Selling the dollar on credit concerns

Huh?

So the UK has been put on notice by S&P that it could be in for a credit downgrade.

Yes, some want to mechanically look at those key financial ratios like debt-to-GDP and extrapolate that fear to the US. But there are differences: the US is not the UK and it is definitely not Europe. It's not that the US can post or carry loads more debt than other countries or that its deficits can be sustained at high levels, but that it has showed resiliency that Europe has not. The US has the ability to grow strongly from a position of indebtedness and make great strides to reduce the problem- unlike most countries in Europe whose growth is less dynamic and whose unemployment rates are normally as high as the US rate gets to be at its high point in the business cycle.  

The cost has risen risen for credit default swaps on US debt but we have to wonder if even that is a direct play on US credit prospects or a roundabout way to bet on overall volatility. 

In a world in which the US was not the best credit quality who would be - and what kind of world would that be? 

Oh, yes the euro area has debt to GDP restrictions on various members' fiscal ratios and budget restrictions to boot. It also is a much less flexible place that would not be able to accommodate the kind of transactions and capital flows we see in the dollar zone. Trash the US credit rating and you'll live in a garbage dump for sure, wherever you live.  Imagine how international capital flows would dry up if the US was no longer thought of as issuing safe debt? On second thought, don't imagine that...  

Moreover, the US is battling a crisis that has very likely seen its worst.  So reacting to the UK news as though it's a wake up call on the US seems a bit out of touch.   

Perhaps one of the oddest things is that after a warning that the UK could get its credit downgraded an extrapolation that the US might be next has sent the pound sterling soaring Vs the dollar. Huh? Buy the rumor IGNORE the fact?  C'mon that's just odd. 

We are seeing the 'best' case of buy the rumor and sell the fact embodied in dollar-selling.  Most likely it is not that at all but classic magician's misdirection. I would not say traders should fight or buck this dollar trend because that is always foolish. I would say these trends are likely to play out soon since the pound and yen are likely reacting to their own oversold positions more than to this 'news'. When the 'credit quality trade' is over, market 'insiders' will find another excuse. By that time the dollar will have stabilized, helped by an improving US economy, that once again will be leading the world into recovery. By Keynesian logic a stronger recovery should weaken the dollar by expanding the US current account deficit. And we have already seen some hint of that. I'd sooner believe that the current dollar selling is related to that than to concerns of a US credit downgrades.   

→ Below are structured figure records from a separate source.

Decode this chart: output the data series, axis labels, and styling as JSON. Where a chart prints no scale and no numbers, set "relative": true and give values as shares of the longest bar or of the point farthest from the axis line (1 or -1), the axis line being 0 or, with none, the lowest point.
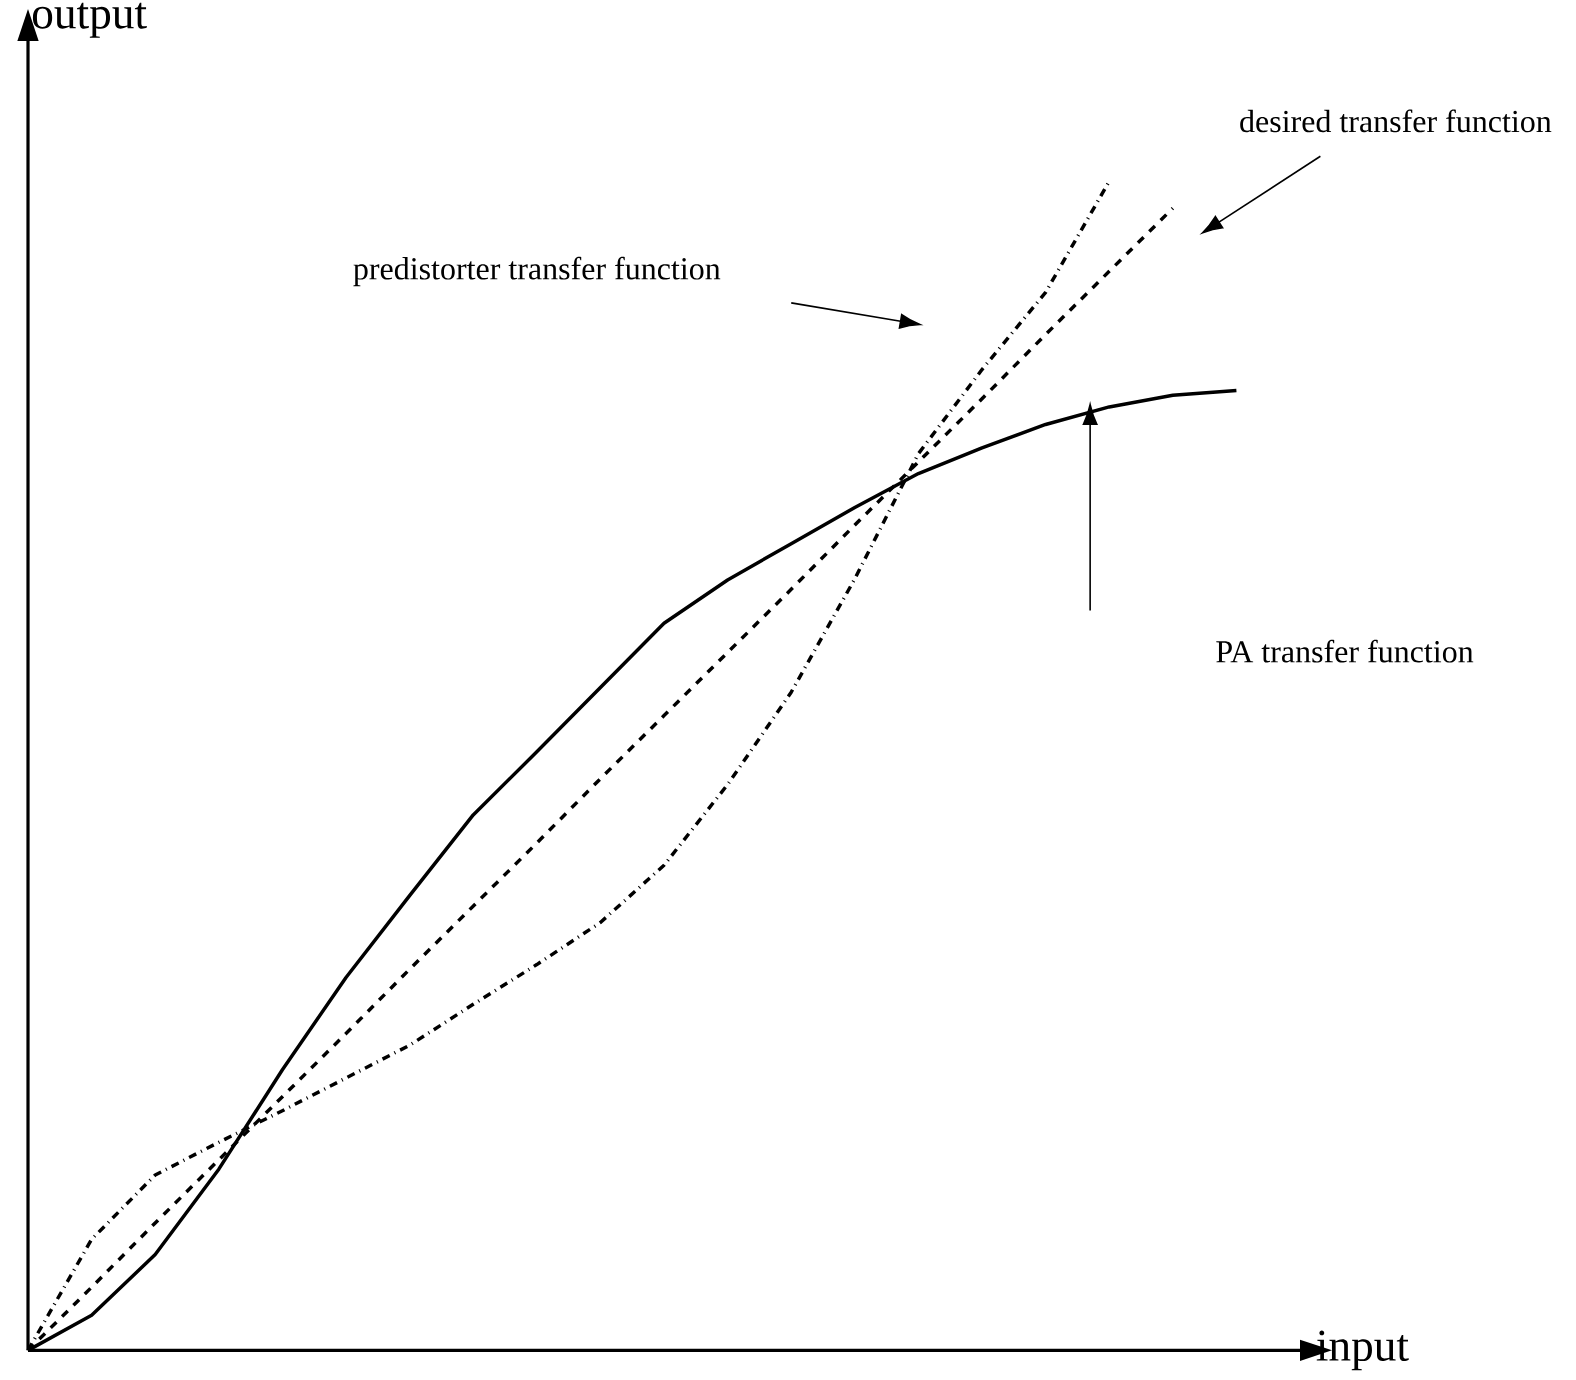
{
  "chart_data": {
    "type": "line",
    "relative": true,
    "xlabel": "input",
    "ylabel": "output",
    "categories": [
      null,
      null,
      null,
      null,
      null,
      null,
      null,
      null,
      null,
      null,
      null,
      null,
      null,
      null,
      null,
      null,
      null,
      null,
      null,
      null,
      null
    ],
    "series": [
      {
        "color": "#000000",
        "line_style": "solid",
        "values": [
          0,
          0.03,
          0.082,
          0.155,
          0.24,
          0.319,
          0.389,
          0.458,
          0.512,
          0.567,
          0.622,
          0.659,
          0.69,
          0.721,
          0.75,
          0.772,
          0.792,
          0.807,
          0.817,
          0.821,
          null
        ]
      },
      {
        "color": "#000000",
        "line_style": "dashed",
        "values": [
          0,
          0.054,
          0.109,
          0.163,
          0.217,
          0.271,
          0.326,
          0.38,
          0.434,
          0.489,
          0.543,
          0.597,
          0.651,
          0.706,
          0.76,
          0.814,
          0.869,
          0.923,
          0.977,
          null,
          null
        ]
      },
      {
        "color": "#000000",
        "line_style": "dashdot",
        "values": [
          0,
          0.095,
          0.15,
          0.178,
          0.205,
          0.233,
          0.261,
          0.296,
          0.33,
          0.366,
          0.415,
          0.484,
          0.563,
          0.66,
          0.767,
          0.839,
          0.905,
          1,
          null,
          null,
          null
        ]
      }
    ],
    "annotations": [
      "predistorter transfer function",
      "desired transfer function",
      "PA transfer function"
    ]
  }
}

Things were 'so bad' and credit fears were 'so advanced' that US share prices were rocked but they still rose on the week.  Also as speculation runs wild and pea-brains extrapolate two-point trends, let's remember that in this crisis one of the factors that stabilized markets was the Fed expanding its swap lines to foreign central banks so they could in turn provide MORE dollar financing to their banks. The dollar has been is great demand. Confidence has not been shaken.   

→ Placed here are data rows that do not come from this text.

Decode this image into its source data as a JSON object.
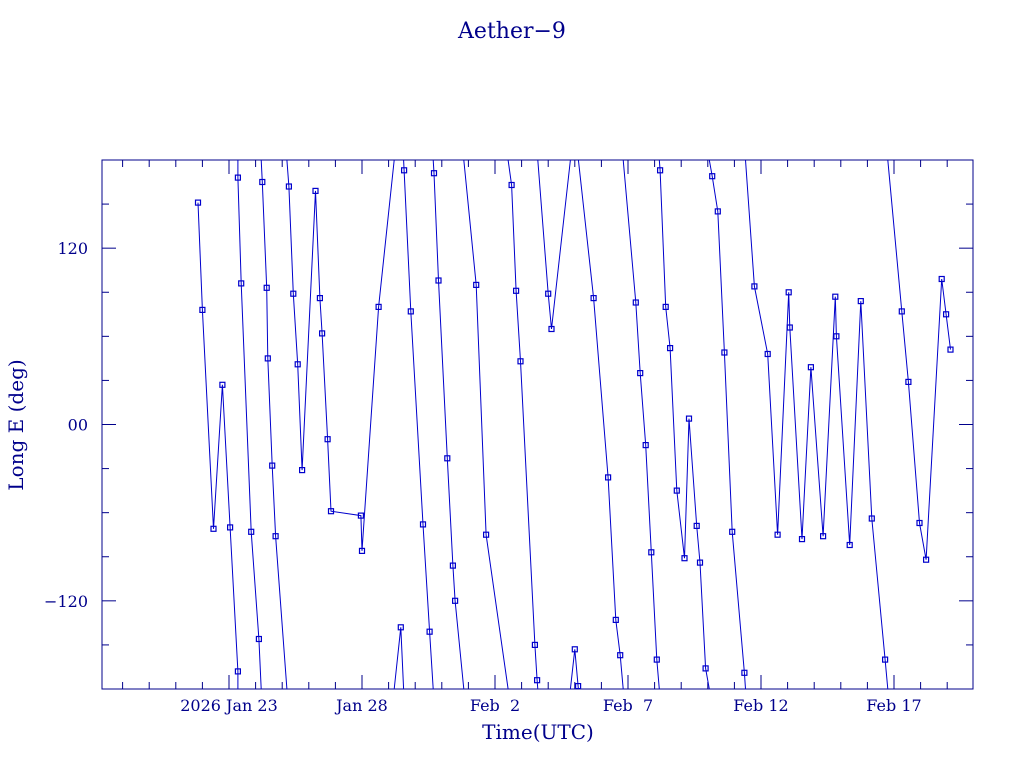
{
  "chart_data": {
    "type": "line",
    "title": "Aether−9",
    "xlabel": "Time(UTC)",
    "ylabel": "Long E (deg)",
    "ylim": [
      -180,
      180
    ],
    "xlim_days_from": "2026-01-18",
    "xticks": [
      {
        "date": "2026-01-23",
        "label": "2026 Jan 23"
      },
      {
        "date": "2026-01-28",
        "label": "Jan 28"
      },
      {
        "date": "2026-02-02",
        "label": "Feb  2"
      },
      {
        "date": "2026-02-07",
        "label": "Feb  7"
      },
      {
        "date": "2026-02-12",
        "label": "Feb 12"
      },
      {
        "date": "2026-02-17",
        "label": "Feb 17"
      }
    ],
    "yticks": [
      {
        "value": 120,
        "label": "120"
      },
      {
        "value": 0,
        "label": "00"
      },
      {
        "value": -120,
        "label": "−120"
      }
    ],
    "grid": false,
    "color": "#0000cc",
    "series": [
      {
        "name": "",
        "points": [
          [
            "2026-01-21T20:00",
            151
          ],
          [
            "2026-01-22T00:00",
            78
          ],
          [
            "2026-01-22T10:00",
            -71
          ],
          [
            "2026-01-22T18:00",
            27
          ],
          [
            "2026-01-23T01:00",
            -70
          ],
          [
            "2026-01-23T08:00",
            -168
          ],
          [
            "2026-01-23T08:00",
            168
          ],
          [
            "2026-01-23T11:00",
            96
          ],
          [
            "2026-01-23T20:00",
            -73
          ],
          [
            "2026-01-24T03:00",
            -146
          ],
          [
            "2026-01-24T06:00",
            165
          ],
          [
            "2026-01-24T10:00",
            93
          ],
          [
            "2026-01-24T11:00",
            45
          ],
          [
            "2026-01-24T15:00",
            -28
          ],
          [
            "2026-01-24T18:00",
            -76
          ],
          [
            "2026-01-25T06:00",
            162
          ],
          [
            "2026-01-25T10:00",
            89
          ],
          [
            "2026-01-25T14:00",
            41
          ],
          [
            "2026-01-25T18:00",
            -31
          ],
          [
            "2026-01-26T06:00",
            159
          ],
          [
            "2026-01-26T10:00",
            86
          ],
          [
            "2026-01-26T12:00",
            62
          ],
          [
            "2026-01-26T17:00",
            -10
          ],
          [
            "2026-01-26T20:00",
            -59
          ],
          [
            "2026-01-27T23:00",
            -62
          ],
          [
            "2026-01-28T00:00",
            -86
          ],
          [
            "2026-01-28T15:00",
            80
          ],
          [
            "2026-01-29T11:00",
            -138
          ],
          [
            "2026-01-29T14:00",
            173
          ],
          [
            "2026-01-29T20:00",
            77
          ],
          [
            "2026-01-30T07:00",
            -68
          ],
          [
            "2026-01-30T13:00",
            -141
          ],
          [
            "2026-01-30T17:00",
            171
          ],
          [
            "2026-01-30T21:00",
            98
          ],
          [
            "2026-01-31T05:00",
            -23
          ],
          [
            "2026-01-31T10:00",
            -96
          ],
          [
            "2026-01-31T12:00",
            -120
          ],
          [
            "2026-02-01T07:00",
            95
          ],
          [
            "2026-02-01T16:00",
            -75
          ],
          [
            "2026-02-02T15:00",
            163
          ],
          [
            "2026-02-02T19:00",
            91
          ],
          [
            "2026-02-02T23:00",
            43
          ],
          [
            "2026-02-03T12:00",
            -150
          ],
          [
            "2026-02-03T14:00",
            -174
          ],
          [
            "2026-02-04T00:00",
            89
          ],
          [
            "2026-02-04T03:00",
            65
          ],
          [
            "2026-02-05T00:00",
            -153
          ],
          [
            "2026-02-05T03:00",
            -178
          ],
          [
            "2026-02-05T17:00",
            86
          ],
          [
            "2026-02-06T06:00",
            -36
          ],
          [
            "2026-02-06T13:00",
            -133
          ],
          [
            "2026-02-06T17:00",
            -157
          ],
          [
            "2026-02-07T07:00",
            83
          ],
          [
            "2026-02-07T11:00",
            35
          ],
          [
            "2026-02-07T16:00",
            -14
          ],
          [
            "2026-02-07T21:00",
            -87
          ],
          [
            "2026-02-08T02:00",
            -160
          ],
          [
            "2026-02-08T05:00",
            173
          ],
          [
            "2026-02-08T10:00",
            80
          ],
          [
            "2026-02-08T14:00",
            52
          ],
          [
            "2026-02-08T20:00",
            -45
          ],
          [
            "2026-02-09T03:00",
            -91
          ],
          [
            "2026-02-09T07:00",
            4
          ],
          [
            "2026-02-09T14:00",
            -69
          ],
          [
            "2026-02-09T17:00",
            -94
          ],
          [
            "2026-02-09T22:00",
            -166
          ],
          [
            "2026-02-10T04:00",
            169
          ],
          [
            "2026-02-10T09:00",
            145
          ],
          [
            "2026-02-10T15:00",
            49
          ],
          [
            "2026-02-10T22:00",
            -73
          ],
          [
            "2026-02-11T09:00",
            -169
          ],
          [
            "2026-02-11T18:00",
            94
          ],
          [
            "2026-02-12T06:00",
            48
          ],
          [
            "2026-02-12T15:00",
            -75
          ],
          [
            "2026-02-13T01:00",
            90
          ],
          [
            "2026-02-13T02:00",
            66
          ],
          [
            "2026-02-13T13:00",
            -78
          ],
          [
            "2026-02-13T21:00",
            39
          ],
          [
            "2026-02-14T08:00",
            -76
          ],
          [
            "2026-02-14T19:00",
            87
          ],
          [
            "2026-02-14T20:00",
            60
          ],
          [
            "2026-02-15T08:00",
            -82
          ],
          [
            "2026-02-15T18:00",
            84
          ],
          [
            "2026-02-16T04:00",
            -64
          ],
          [
            "2026-02-16T16:00",
            -160
          ],
          [
            "2026-02-17T07:00",
            77
          ],
          [
            "2026-02-17T13:00",
            29
          ],
          [
            "2026-02-17T23:00",
            -67
          ],
          [
            "2026-02-18T05:00",
            -92
          ],
          [
            "2026-02-18T19:00",
            99
          ],
          [
            "2026-02-18T23:00",
            75
          ],
          [
            "2026-02-19T03:00",
            51
          ]
        ]
      }
    ]
  }
}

Currency markets can and will flutter. Rumors always have driven markets. Money is usually made by reacting to the sniff of rumor instead of waiting for the hard fact of substantiated evidence. However true that is,  that does not mean that all rumors or early moves by markets are correct. Rumors often are planted or floated to make money for the quick who see the fleeting opportunity for what it is and to catch unawares those who actually swallow the stuff whole. 

Markets fluctuate in part because they anticipate all sorts of things that do not happen or that do not happen on the market's schedule. Then there are things that are surprises. Some events are seen in advance and get discounted. But the markets mash all these sorts of reactions together in hopeless tangle. 

The Obama administration says there is nothing to these rumors and on the other hand whines that it inherited these financial problems. That is a mixture of 'hey were OK' and  '...but if we aren't, don't blame me'.  It's another example of how this administration is having a hard time sending the right message.  That's just too bad and it explains why rumors and conjectures like this have legs even if they have no heart or brain.